# Diagonal-move Conway soldiers: row-9 obstruction

In the diagonal variant a soldier may jump in any of the eight compass directions:
orthogonally or diagonally over an adjacent occupied cell into the empty cell two
steps away.  For a fixed target square `t`, use the Chebyshev distance

```text
d∞(c,t) = max(|cx - tx|, |cy - ty|)
```

and assign weight `α^d∞(c,t)`.

## The constant

The local obstruction is the same golden-ratio conjugate as in the ordinary
orthogonal game:

```text
φ = (√5 - 1) / 2,      φ² + φ = 1.
```

For a jump straight toward the target, the two removed soldiers can have weights
`φ^d` and `φ^(d-1)`, while the landing square has weight `φ^(d-2)`.  Potential
non-increase therefore requires

```text
φ^(d-2) ≤ φ^(d-1) + φ^d,
```

or equivalently `1 ≤ φ + φ²`.  Equality at `φ² + φ = 1` is the sharp case.  A
larger base would make the half-plane sum larger, so the sharp base is the
useful one.

The earlier worry that the diagonal game needs a different algebraic number was
misplaced: the move invariant uses the same `φ`.  What changes is the geometry
of the half-plane sum, because Chebyshev spheres have linear-width rows rather
than the Manhattan product used by the orthogonal proof.

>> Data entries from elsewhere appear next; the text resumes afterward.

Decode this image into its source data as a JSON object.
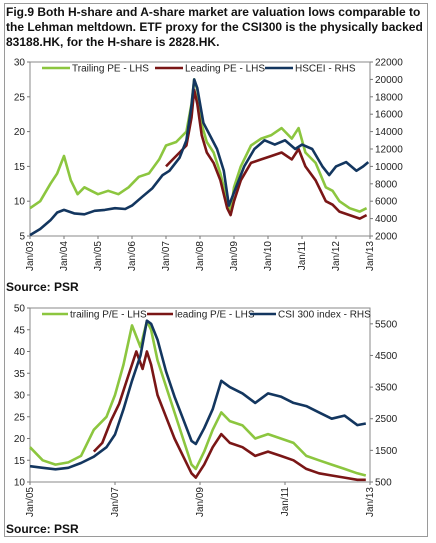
{
  "title": "Fig.9 Both H-share and A-share market are valuation lows comparable to the Lehman meltdown. ETF proxy for the CSI300 is the physically backed 83188.HK, for the H-share is 2828.HK.",
  "source_top": "Source: PSR",
  "source_bottom": "Source: PSR",
  "colors": {
    "trailing": "#8cc63f",
    "leading": "#7a1616",
    "index": "#13365f"
  },
  "chart_data": [
    {
      "type": "line",
      "x_ticks": [
        "Jan/03",
        "Jan/04",
        "Jan/05",
        "Jan/06",
        "Jan/07",
        "Jan/08",
        "Jan/09",
        "Jan/10",
        "Jan/11",
        "Jan/12",
        "Jan/13"
      ],
      "x_range": [
        2003.0,
        2013.0
      ],
      "ylim_left": [
        5,
        30
      ],
      "yticks_left": [
        5,
        10,
        15,
        20,
        25,
        30
      ],
      "ylim_right": [
        2000,
        22000
      ],
      "yticks_right": [
        2000,
        4000,
        6000,
        8000,
        10000,
        12000,
        14000,
        16000,
        18000,
        20000,
        22000
      ],
      "legend": [
        "Trailing PE - LHS",
        "Leading PE - LHS",
        "HSCEI - RHS"
      ],
      "series": [
        {
          "name": "Trailing PE - LHS",
          "axis": "left",
          "x": [
            2003.0,
            2003.3,
            2003.6,
            2003.8,
            2004.0,
            2004.2,
            2004.4,
            2004.6,
            2004.8,
            2005.0,
            2005.3,
            2005.6,
            2005.9,
            2006.2,
            2006.5,
            2006.8,
            2007.0,
            2007.3,
            2007.6,
            2007.75,
            2007.83,
            2007.92,
            2008.05,
            2008.2,
            2008.4,
            2008.6,
            2008.8,
            2008.9,
            2009.0,
            2009.2,
            2009.5,
            2009.8,
            2010.1,
            2010.4,
            2010.7,
            2010.9,
            2011.1,
            2011.4,
            2011.7,
            2011.9,
            2012.1,
            2012.4,
            2012.7,
            2012.9
          ],
          "y": [
            9,
            10,
            12.5,
            14,
            16.5,
            13,
            11,
            12,
            11.5,
            11,
            11.5,
            11,
            12,
            13.5,
            14,
            16,
            18,
            18.5,
            20,
            24,
            27.5,
            26,
            21,
            18.5,
            17,
            14,
            10,
            8.5,
            12,
            15,
            18,
            19,
            19.5,
            20.5,
            19,
            20.5,
            17,
            15.5,
            12,
            11.5,
            10,
            9,
            8.5,
            9
          ]
        },
        {
          "name": "Leading PE - LHS",
          "axis": "left",
          "x": [
            2007.0,
            2007.2,
            2007.4,
            2007.6,
            2007.75,
            2007.83,
            2007.92,
            2008.05,
            2008.2,
            2008.4,
            2008.6,
            2008.8,
            2008.9,
            2009.0,
            2009.2,
            2009.5,
            2009.8,
            2010.1,
            2010.4,
            2010.7,
            2010.9,
            2011.1,
            2011.4,
            2011.7,
            2011.9,
            2012.1,
            2012.4,
            2012.7,
            2012.9
          ],
          "y": [
            15,
            16,
            17,
            18,
            22,
            26,
            24,
            19.5,
            17,
            15.5,
            13,
            9,
            8,
            10,
            13,
            15.5,
            16,
            16.5,
            17,
            16,
            17.5,
            15,
            13,
            10,
            9.5,
            8.5,
            8,
            7.5,
            8
          ]
        },
        {
          "name": "HSCEI - RHS",
          "axis": "right",
          "x": [
            2003.0,
            2003.3,
            2003.6,
            2003.8,
            2004.0,
            2004.3,
            2004.6,
            2004.9,
            2005.2,
            2005.5,
            2005.8,
            2006.0,
            2006.3,
            2006.6,
            2006.9,
            2007.1,
            2007.4,
            2007.6,
            2007.75,
            2007.83,
            2007.92,
            2008.1,
            2008.3,
            2008.5,
            2008.7,
            2008.85,
            2009.0,
            2009.3,
            2009.6,
            2009.9,
            2010.2,
            2010.5,
            2010.8,
            2011.0,
            2011.3,
            2011.6,
            2011.8,
            2012.0,
            2012.3,
            2012.6,
            2012.8,
            2012.95
          ],
          "y": [
            2100,
            2800,
            3800,
            4700,
            5000,
            4600,
            4500,
            4900,
            5000,
            5200,
            5100,
            5500,
            6500,
            7500,
            9000,
            9500,
            11000,
            13000,
            17000,
            20000,
            19000,
            15000,
            13500,
            12000,
            9500,
            5500,
            7000,
            10000,
            12000,
            13000,
            12500,
            13000,
            12000,
            12500,
            12000,
            10000,
            9000,
            10000,
            10500,
            9500,
            10000,
            10500
          ]
        }
      ]
    },
    {
      "type": "line",
      "x_ticks": [
        "Jan/05",
        "Jan/07",
        "Jan/09",
        "Jan/11",
        "Jan/13"
      ],
      "x_range": [
        2005.0,
        2013.0
      ],
      "ylim_left": [
        10,
        50
      ],
      "yticks_left": [
        10,
        15,
        20,
        25,
        30,
        35,
        40,
        45,
        50
      ],
      "ylim_right": [
        500,
        6000
      ],
      "yticks_right": [
        500,
        1500,
        2500,
        3500,
        4500,
        5500
      ],
      "legend": [
        "trailing P/E - LHS",
        "leading P/E - LHS",
        "CSI 300 index - RHS"
      ],
      "series": [
        {
          "name": "trailing P/E - LHS",
          "axis": "left",
          "x": [
            2005.0,
            2005.3,
            2005.6,
            2005.9,
            2006.2,
            2006.5,
            2006.8,
            2007.0,
            2007.2,
            2007.4,
            2007.6,
            2007.75,
            2007.85,
            2008.0,
            2008.2,
            2008.4,
            2008.6,
            2008.8,
            2008.9,
            2009.1,
            2009.3,
            2009.5,
            2009.7,
            2010.0,
            2010.3,
            2010.6,
            2010.9,
            2011.2,
            2011.5,
            2011.8,
            2012.1,
            2012.4,
            2012.7,
            2012.9
          ],
          "y": [
            18,
            15,
            14,
            14.5,
            16,
            22,
            25,
            30,
            37,
            46,
            41,
            47,
            45,
            38,
            32,
            26,
            20,
            14,
            13,
            17,
            22,
            26,
            24,
            23,
            20,
            21,
            20,
            19,
            16,
            15,
            14,
            13,
            12,
            11.5
          ]
        },
        {
          "name": "leading P/E - LHS",
          "axis": "left",
          "x": [
            2006.5,
            2006.7,
            2006.9,
            2007.1,
            2007.3,
            2007.5,
            2007.65,
            2007.75,
            2007.85,
            2008.0,
            2008.2,
            2008.4,
            2008.6,
            2008.8,
            2008.9,
            2009.1,
            2009.3,
            2009.5,
            2009.7,
            2010.0,
            2010.3,
            2010.6,
            2010.9,
            2011.2,
            2011.5,
            2011.8,
            2012.1,
            2012.4,
            2012.7,
            2012.9
          ],
          "y": [
            17,
            19,
            24,
            28,
            34,
            40,
            36,
            40,
            37,
            30,
            25,
            20,
            16,
            12,
            11,
            14,
            18,
            21,
            19,
            18,
            16,
            17,
            16,
            15,
            13,
            12,
            11.5,
            11,
            10.5,
            10.5
          ]
        },
        {
          "name": "CSI 300 index - RHS",
          "axis": "right",
          "x": [
            2005.0,
            2005.3,
            2005.6,
            2005.9,
            2006.2,
            2006.5,
            2006.8,
            2007.0,
            2007.2,
            2007.4,
            2007.6,
            2007.75,
            2007.85,
            2008.0,
            2008.2,
            2008.4,
            2008.6,
            2008.8,
            2008.9,
            2009.1,
            2009.3,
            2009.5,
            2009.7,
            2010.0,
            2010.3,
            2010.6,
            2010.9,
            2011.2,
            2011.5,
            2011.8,
            2012.1,
            2012.4,
            2012.7,
            2012.9
          ],
          "y": [
            1000,
            950,
            900,
            950,
            1100,
            1300,
            1600,
            2000,
            2800,
            3700,
            4500,
            5600,
            5500,
            5000,
            4000,
            3200,
            2500,
            1800,
            1700,
            2200,
            2800,
            3700,
            3500,
            3300,
            3000,
            3300,
            3200,
            3000,
            2900,
            2700,
            2500,
            2600,
            2300,
            2350
          ]
        }
      ]
    }
  ]
}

## Half-plane sum for a row-N target

Place the target at `(0,N)` and sum over the starting half-plane `y ≤ 0`.  For a
row at vertical gap `k = N + n`, the horizontal contribution is

```text
H(k) = Σ_{x∈ℤ} φ^max(|x|, k)
     = (2k + 1) φ^k + 2 Σ_{m=k+1..∞} φ^m
     = (2k + 1) φ^k + 2 φ^(k+1)/(1-φ).
```

Using `1 - φ = φ²`, this is `(2k + 1)φ^k + 2φ^(k-1)`.

The whole half-plane below a row-`N` target is therefore

```text
S_N = Σ_{k=N..∞} ((2k + 1)φ^k + 2φ^(k-1))
    = (2N + 1) φ^N/(1-φ) + 4φ^(N+1)/(1-φ)²
    = (2N + 1)φ^(N-2) + 4φ^(N-3).
```

For `N = 9`,

```text
S_9 = 19φ^7 + 4φ^6 ≈ 0.8773075812 < 1.
```

So any finite army starting on row `0` or below has potential strictly less than
`1` against a row-9 target.  A soldier on the target contributes weight exactly
`1`, and legal diagonal/orthogonal jumps never increase the potential, so row 9
is unreachable.

For comparison, `S_8 ≈ 1.308057305 > 1`, matching the classical threshold shape:
the potential proof blocks row 9 while leaving row 8 possible.